Funnily enough, this simple tip takes care of many different tasks. Instantly, the load is considerably lightened! With that in mind, the next tip will shift even more stress. Instead of dealing with everything yourself, hire a wedding planner. Presumably, as you’re choosing to get married while in college, you have the funds to pay for a wedding. Either this is via your own savings or from your parents. Regardless, hiring a wedding planner is the best thing to do. You get to focus on your studies while they do all the hard work. All you have to do is provide a few parameters for them to refer to. For example, state what type of venue you’re after, tell them the theme you’re hoping for, and so on. While you study, they do the research and come back to you with suggestions. On the weekend, you can go and visit possible locations or look at what they’ve suggested. You still have the final say in everything, but it’s all lined up for you. This can save hours and hours of your time, giving you less to stress about. All in all, it makes it far easier to juggle wedding planning and studying.

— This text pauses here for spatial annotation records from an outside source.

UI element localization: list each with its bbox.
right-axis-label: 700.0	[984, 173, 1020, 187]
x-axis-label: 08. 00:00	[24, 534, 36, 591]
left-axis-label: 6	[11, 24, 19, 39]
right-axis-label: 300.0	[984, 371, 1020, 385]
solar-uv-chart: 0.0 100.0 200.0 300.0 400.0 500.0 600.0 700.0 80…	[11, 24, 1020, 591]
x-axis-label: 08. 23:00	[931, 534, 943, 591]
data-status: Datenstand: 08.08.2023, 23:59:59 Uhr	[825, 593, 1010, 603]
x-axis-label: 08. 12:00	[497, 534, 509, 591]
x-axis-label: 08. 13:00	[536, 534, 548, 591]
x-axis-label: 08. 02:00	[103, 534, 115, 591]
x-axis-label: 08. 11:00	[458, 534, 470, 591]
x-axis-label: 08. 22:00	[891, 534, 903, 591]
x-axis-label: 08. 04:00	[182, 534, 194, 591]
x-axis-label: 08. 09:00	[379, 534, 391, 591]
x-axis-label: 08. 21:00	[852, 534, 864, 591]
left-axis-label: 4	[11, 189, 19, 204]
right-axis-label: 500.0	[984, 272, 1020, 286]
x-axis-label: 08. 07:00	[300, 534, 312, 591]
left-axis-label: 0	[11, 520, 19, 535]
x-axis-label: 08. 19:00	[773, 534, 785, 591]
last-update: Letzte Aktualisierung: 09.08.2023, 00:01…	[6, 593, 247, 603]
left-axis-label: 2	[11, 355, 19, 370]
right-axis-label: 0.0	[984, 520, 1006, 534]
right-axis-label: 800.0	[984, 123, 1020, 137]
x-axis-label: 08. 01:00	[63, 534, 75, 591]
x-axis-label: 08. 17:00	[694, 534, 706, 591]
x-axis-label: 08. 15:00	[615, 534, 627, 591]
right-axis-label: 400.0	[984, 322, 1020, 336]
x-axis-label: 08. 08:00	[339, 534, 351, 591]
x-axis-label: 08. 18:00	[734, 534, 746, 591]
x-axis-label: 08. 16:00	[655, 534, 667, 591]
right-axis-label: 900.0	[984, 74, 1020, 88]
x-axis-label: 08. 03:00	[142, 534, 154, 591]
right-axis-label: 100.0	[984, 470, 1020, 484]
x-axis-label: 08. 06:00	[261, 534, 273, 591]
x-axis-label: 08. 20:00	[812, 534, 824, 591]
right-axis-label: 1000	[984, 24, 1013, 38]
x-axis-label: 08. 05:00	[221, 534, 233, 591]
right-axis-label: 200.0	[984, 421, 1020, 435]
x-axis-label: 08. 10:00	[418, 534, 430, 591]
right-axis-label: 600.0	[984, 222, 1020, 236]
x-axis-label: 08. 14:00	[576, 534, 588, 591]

So, should you get married in college?

If we’re honest, it’s not for me to say what you should or shouldn’t do. That’s not the purpose of this guide. I’ve given my opinions, sure, but you don’t have to listen to them.

Instead, this was more about opening your eyes to everything that goes into getting married. Some of you lovebirds might read through this and conclude that you shouldn’t get married. You’ve realized that it’s simply not feasible given how much studying you have to do, and you’d rather wait. Others may be at the point where they’re aware of the struggles, but they still think it’s a great idea. For anyone in that boat, I strongly suggest following the tips in the last section as it can reduce the planning stress. Hopefully, this post has helped many happy couples decide what their next steps should be together.